Objectives: About a half of patients with frontotemporal dementia (FTD) has deposition of phosphorylated TDP-43 protein (pTDP-43) in the brain. We studied pTDP-43 and total TDP-43 levels in plasma and cerebrospinal fluid (CSF) in healthy controls and patients with FTD, including those carrying a repeat expansion in the C9orf72 gene or a mutation in GRN.

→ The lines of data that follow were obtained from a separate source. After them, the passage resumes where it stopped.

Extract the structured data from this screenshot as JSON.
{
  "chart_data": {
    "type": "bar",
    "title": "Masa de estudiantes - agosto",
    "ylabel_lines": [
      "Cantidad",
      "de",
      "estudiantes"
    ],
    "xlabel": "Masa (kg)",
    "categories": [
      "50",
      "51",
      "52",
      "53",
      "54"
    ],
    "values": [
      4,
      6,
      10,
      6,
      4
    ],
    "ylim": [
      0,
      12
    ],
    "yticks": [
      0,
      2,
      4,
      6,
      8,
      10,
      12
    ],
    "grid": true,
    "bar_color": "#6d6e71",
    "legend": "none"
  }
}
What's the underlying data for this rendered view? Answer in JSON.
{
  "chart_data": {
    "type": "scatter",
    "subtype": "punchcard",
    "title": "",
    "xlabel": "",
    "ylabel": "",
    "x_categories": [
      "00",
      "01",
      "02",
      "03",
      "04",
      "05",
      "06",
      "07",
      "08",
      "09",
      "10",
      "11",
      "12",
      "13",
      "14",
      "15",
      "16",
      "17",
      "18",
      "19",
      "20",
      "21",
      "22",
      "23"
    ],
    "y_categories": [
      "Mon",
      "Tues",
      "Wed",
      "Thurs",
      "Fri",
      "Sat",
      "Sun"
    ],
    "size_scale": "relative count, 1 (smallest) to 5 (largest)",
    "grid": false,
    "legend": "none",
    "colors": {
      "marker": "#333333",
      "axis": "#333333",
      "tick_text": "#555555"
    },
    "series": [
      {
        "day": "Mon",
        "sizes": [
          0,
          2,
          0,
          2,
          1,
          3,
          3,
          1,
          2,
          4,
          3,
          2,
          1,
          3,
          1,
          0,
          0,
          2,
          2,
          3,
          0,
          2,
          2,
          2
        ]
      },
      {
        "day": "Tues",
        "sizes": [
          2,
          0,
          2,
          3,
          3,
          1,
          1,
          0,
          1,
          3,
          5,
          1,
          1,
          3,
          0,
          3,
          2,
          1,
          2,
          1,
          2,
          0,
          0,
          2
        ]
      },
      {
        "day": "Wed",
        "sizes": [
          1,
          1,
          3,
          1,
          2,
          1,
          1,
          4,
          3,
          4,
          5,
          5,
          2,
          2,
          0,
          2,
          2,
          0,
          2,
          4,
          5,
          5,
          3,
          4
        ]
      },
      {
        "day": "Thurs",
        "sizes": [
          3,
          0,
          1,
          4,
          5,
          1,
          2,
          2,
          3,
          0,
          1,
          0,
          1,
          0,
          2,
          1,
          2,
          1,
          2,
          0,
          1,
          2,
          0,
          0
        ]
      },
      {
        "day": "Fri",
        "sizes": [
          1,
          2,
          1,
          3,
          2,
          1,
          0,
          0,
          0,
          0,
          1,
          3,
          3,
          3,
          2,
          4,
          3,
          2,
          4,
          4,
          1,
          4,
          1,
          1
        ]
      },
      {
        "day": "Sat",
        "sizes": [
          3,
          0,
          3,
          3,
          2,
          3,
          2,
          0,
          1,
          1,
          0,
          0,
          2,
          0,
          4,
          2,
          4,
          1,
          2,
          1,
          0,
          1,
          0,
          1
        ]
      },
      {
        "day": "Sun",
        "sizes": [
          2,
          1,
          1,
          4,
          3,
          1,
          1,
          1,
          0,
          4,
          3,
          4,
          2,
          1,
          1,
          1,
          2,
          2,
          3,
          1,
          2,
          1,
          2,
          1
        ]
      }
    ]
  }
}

Methods: We included 88 plasma samples of 10 C9orf72 expansion carriers, 5 GRN mutation carriers, 51 patients with FTD without a known mutation and 22 healthy controls. We also obtained CSF samples from 25 patients with FTD (2 with C9orf72 expansion and 3 with a GRN mutation) and 22 healthy controls. We measured pTDP-43 and total TDP-43 levels using sandwich ELISA.
Results: Patients carrying the C9orf72 repeat expansion or a GRN mutation had significantly higher plasma and CSF levels of pTDP-43 than the remaining patients with FTD (p<0.05). In addition, plasma pTDP-43 levels were higher in patients with FTD carrying a C9orf72 expansion or GRN mutations than in healthy controls (p<0.05).
Conclusions: Our study shows that plasma pTDP-43 levels may be increased in some genetic forms of FTD known to be associated with TDP-43 proteinopathies.
Keywords: ALS; CSF; DEMENTIA; FRONTAL LOBE; GENETICS.